The review suggests that referrals to the direct job creation schemes should be tightly targeted at clients “who are most distant from the labour market” where they will represent more progression for jobseekers.
[ Job growth in Dublin falls behind rest of State for first time in two yearsOpens in new window ]
The paper also contains a warning about the difficulty of reforming active labour market programmes, which include the job creation programmes but also extend to traditional Intreo office programmes, some training and education schemes, and job search programmes like JobPath.
It outlines how, once established, these programmes “can become institutions themselves” and that while policymakers can in principle end them, the international evidence suggests a “path dependence emerges” where programmes remain open even where there is evidence of poor outcomes in terms of progression in employment “as interest groups form around each programme who seek to obstruct reform”.
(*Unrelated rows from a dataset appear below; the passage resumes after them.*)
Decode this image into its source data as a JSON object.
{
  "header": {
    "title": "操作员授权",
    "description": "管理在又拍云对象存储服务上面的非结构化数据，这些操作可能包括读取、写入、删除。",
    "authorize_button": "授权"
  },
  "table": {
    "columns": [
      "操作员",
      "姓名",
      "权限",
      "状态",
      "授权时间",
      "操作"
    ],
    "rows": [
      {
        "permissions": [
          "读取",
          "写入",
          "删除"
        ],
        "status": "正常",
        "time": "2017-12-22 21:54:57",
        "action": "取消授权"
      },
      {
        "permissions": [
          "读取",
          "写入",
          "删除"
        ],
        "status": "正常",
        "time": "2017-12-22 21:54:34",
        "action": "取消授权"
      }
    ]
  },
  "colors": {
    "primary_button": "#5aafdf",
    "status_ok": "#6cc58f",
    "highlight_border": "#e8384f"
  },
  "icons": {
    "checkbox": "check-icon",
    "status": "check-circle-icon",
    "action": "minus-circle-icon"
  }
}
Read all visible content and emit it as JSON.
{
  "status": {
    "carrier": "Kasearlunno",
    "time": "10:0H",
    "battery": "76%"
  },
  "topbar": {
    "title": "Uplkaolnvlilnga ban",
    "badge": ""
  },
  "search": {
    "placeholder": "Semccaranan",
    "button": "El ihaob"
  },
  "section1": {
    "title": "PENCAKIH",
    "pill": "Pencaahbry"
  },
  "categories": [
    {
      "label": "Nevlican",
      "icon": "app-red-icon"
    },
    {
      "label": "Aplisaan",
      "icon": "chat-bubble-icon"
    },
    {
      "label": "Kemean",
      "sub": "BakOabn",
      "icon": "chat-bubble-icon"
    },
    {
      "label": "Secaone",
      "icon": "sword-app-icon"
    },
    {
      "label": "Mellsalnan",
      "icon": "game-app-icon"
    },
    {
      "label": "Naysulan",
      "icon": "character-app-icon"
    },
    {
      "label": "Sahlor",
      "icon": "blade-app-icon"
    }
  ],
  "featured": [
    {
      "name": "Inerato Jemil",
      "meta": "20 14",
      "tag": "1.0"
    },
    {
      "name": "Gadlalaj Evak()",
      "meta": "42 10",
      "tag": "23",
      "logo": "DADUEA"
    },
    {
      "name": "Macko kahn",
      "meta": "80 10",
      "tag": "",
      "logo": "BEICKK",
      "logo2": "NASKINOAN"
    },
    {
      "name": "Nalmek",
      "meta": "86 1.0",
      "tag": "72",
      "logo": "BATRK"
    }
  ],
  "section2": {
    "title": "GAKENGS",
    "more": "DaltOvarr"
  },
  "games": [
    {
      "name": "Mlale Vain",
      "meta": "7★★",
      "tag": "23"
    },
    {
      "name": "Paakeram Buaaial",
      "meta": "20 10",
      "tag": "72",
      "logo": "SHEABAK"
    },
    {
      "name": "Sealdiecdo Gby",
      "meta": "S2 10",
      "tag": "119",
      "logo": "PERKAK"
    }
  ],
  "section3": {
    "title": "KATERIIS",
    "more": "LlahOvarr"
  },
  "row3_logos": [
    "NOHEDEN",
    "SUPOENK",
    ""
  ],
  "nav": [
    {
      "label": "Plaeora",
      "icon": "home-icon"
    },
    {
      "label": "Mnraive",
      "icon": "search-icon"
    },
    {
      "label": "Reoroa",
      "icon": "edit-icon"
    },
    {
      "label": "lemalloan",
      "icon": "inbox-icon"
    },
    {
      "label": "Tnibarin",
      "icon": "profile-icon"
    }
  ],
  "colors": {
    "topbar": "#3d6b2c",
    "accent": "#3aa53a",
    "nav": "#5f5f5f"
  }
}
It warns of the need for caution when setting up new schemes so that the “portfolio of programmes does not mushroom”.
A separate paper analysing trends in the disability allowance finds that about half the growth in recipients of the payment in the last decade is due to “unquantifiable” drivers. The number of recipients of the allowance has grown from 101,784 in 2012 to 157,807 last year, outstripping predictions of what would be driven by demographics and the prevalence of disability, which predicted the number of recipients would grow to a little more than 130,500.
“Other factors such as increased awareness in the population, clinician behaviour and individual behaviour may be at play,” the authors suggest. It also finds that there was a shift in the distribution of recipients towards the under-20s, which grew by three percentage points between 2016 and 2022.
Expenditure on the disability allowance has increased from €158 million in 1996 to €2 billion in 2022. This is driven by increases in recipient numbers, as well as changes to the weekly payment rate and qualified dependent payments. Last year, the analysis shows that 37 per cent of recipients had been on the scheme for 10 years or more.